14 mei 2007 | Overig | jurisprudentie | C-324/00 (Lankhorst-Hohorst GmbH)

De Duitse vennootschapsbelasting bevatte een bepaling, die de aftrek van rente, die een vennootschap aan haar aandeelhouder betaalt, verhindert in geval de lening met kapitaal moet worden gelijkgesteld. De rente wordt dan als winstuitkering aangemerkt, waarover belasting betaald moet worden. Is de aandeelhouder in Duitsland vennootschapsbelastingplichtig, dan heeft deze in de meeste gevallen recht op aftrek van de belasting op de winstuitkering.
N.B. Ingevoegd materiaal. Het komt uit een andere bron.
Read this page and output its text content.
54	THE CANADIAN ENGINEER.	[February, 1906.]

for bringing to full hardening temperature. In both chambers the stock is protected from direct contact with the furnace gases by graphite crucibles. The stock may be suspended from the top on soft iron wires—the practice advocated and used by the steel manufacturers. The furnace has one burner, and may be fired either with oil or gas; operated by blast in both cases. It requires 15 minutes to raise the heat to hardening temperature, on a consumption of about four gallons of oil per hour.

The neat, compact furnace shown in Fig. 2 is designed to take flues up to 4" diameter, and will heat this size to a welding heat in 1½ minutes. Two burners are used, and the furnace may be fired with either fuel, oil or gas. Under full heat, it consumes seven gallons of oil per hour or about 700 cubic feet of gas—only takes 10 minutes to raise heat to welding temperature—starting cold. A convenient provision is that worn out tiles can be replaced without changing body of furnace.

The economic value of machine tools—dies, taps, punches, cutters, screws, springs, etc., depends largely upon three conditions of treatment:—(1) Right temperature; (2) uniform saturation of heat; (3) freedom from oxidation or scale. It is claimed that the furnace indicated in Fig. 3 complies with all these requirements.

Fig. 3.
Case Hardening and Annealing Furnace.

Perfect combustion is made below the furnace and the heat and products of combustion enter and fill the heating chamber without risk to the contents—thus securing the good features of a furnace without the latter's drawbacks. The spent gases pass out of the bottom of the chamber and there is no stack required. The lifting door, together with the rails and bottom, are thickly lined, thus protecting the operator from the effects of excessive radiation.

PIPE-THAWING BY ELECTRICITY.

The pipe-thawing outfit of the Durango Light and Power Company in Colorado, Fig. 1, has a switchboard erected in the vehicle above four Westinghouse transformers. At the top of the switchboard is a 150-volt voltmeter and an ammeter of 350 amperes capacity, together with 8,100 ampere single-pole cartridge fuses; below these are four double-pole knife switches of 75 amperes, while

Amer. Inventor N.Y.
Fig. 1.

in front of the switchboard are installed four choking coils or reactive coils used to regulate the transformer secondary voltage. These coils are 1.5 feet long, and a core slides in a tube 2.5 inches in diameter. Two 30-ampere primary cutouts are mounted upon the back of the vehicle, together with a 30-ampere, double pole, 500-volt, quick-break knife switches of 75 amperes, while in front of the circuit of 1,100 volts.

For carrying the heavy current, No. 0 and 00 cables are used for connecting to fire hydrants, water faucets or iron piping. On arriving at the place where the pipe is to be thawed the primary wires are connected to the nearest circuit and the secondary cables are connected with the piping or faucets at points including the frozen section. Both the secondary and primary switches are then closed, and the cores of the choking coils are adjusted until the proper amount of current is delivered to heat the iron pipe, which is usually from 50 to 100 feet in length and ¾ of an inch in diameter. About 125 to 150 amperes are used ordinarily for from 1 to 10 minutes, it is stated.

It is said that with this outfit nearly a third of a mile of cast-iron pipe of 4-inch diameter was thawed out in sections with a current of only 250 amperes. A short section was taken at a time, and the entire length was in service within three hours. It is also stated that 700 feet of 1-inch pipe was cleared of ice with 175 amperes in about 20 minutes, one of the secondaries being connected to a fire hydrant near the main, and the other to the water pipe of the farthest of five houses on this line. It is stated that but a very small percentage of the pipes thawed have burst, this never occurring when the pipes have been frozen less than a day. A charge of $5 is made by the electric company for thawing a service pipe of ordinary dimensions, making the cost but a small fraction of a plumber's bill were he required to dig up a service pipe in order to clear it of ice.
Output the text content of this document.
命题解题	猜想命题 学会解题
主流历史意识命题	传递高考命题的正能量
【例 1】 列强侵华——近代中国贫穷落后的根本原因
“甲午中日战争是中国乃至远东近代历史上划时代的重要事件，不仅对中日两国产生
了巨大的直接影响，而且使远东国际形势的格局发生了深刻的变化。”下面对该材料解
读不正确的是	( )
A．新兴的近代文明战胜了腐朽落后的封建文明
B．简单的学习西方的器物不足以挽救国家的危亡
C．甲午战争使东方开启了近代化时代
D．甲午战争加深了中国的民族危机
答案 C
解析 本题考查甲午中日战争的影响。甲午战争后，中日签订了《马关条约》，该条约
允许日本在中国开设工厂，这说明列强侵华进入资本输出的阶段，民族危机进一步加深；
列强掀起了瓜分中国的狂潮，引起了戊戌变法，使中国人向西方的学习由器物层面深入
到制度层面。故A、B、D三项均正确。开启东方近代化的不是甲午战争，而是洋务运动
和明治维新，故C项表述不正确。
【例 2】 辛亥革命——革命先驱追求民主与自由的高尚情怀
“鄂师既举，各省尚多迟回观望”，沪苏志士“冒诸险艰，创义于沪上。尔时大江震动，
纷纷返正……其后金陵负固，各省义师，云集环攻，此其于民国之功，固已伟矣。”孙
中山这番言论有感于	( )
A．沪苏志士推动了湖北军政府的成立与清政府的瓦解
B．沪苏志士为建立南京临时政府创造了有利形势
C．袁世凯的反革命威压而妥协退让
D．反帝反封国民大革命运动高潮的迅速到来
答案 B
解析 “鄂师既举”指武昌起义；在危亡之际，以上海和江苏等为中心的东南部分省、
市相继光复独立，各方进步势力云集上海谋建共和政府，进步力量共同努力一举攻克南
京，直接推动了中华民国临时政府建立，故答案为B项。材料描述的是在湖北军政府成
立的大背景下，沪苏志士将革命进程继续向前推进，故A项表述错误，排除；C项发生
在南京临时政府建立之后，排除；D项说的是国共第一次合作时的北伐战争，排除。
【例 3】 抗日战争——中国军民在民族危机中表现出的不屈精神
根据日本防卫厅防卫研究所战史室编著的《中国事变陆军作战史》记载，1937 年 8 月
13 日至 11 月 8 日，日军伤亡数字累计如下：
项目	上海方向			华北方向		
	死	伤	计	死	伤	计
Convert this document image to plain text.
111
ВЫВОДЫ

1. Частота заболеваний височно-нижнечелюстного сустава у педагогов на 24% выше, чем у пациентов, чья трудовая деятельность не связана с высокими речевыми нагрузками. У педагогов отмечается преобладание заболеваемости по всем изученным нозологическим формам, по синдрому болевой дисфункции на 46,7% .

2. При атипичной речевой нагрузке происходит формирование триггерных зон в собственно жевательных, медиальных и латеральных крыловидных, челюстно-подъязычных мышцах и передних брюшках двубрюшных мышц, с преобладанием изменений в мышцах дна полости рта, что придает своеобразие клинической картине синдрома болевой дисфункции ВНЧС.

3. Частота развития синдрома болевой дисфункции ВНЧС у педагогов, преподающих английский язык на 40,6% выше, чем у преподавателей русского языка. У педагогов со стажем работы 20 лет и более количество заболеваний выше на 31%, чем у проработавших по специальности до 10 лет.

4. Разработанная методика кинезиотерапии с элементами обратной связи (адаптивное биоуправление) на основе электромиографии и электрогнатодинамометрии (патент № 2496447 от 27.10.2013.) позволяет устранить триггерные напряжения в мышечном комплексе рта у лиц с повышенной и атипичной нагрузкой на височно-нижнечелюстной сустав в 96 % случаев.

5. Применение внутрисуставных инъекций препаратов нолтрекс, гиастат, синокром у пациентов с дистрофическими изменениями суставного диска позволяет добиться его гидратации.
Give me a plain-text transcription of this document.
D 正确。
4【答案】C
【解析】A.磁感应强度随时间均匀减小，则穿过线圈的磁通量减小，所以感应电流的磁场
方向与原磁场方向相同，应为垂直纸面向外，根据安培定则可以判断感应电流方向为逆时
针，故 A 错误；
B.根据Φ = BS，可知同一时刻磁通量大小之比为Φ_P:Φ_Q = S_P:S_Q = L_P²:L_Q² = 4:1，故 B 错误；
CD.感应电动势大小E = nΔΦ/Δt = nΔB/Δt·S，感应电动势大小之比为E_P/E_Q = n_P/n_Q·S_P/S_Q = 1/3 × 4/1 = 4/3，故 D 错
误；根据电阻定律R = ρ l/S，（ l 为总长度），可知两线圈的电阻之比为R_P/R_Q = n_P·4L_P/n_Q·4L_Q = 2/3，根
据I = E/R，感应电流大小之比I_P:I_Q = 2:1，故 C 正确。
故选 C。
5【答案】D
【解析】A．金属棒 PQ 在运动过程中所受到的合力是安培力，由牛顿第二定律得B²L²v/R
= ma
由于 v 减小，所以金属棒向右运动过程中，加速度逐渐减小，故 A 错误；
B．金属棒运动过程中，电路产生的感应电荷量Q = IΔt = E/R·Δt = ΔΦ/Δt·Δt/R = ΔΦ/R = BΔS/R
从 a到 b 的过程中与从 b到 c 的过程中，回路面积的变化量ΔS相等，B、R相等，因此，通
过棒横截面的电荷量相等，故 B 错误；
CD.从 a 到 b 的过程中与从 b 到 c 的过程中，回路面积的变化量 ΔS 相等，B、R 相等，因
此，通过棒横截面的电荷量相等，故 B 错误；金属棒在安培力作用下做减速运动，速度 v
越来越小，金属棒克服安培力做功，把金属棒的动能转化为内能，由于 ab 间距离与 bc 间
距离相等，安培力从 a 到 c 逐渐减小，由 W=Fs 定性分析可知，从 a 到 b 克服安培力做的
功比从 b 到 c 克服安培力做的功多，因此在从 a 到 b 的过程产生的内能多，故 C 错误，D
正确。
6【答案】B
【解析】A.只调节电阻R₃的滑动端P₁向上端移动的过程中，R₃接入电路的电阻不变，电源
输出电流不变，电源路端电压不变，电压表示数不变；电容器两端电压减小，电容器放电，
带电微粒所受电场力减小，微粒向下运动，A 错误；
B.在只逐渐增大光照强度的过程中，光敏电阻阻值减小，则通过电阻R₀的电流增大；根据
In het buitenland gevestigde aandeelhouders hebben dat recht niet. Volgens het Europese Hof van Justitie is die bepaling in strijd met het EG-recht. De deelname in het kapitaal van een vennootschap wordt aangemerkt als de vestiging in de lidstaat, waar de vennootschap is gevestigd. Op grond van het EG-verdrag bestaat het recht van vrije vestiging binnen de lidstaten. De bepaling in de Duitse wetgeving maakt een verschil in behandeling tussen Duitse en niet Duitse aandeelhouders. Volgens het Hof is de bepaling geen specifieke anti-misbruikbepaling, omdat de bepaling niet alleen is gericht op gevallen van belastingontwijking. Op goede gronden mag een inbreuk worden gemaakt op het recht op gelijke behandeling. Verminderde belastingopbrengst voor een lidstaat is geen grond om discriminatie toe te staan. De onderlinge samenhang van het belastingstelsel geldt als rechtvaardigingsgrond voor een inbreuk op het discriminatieverbod wanneer het om dezelfde belastingplichtige gaat. Dat geldt niet voor deze bepaling.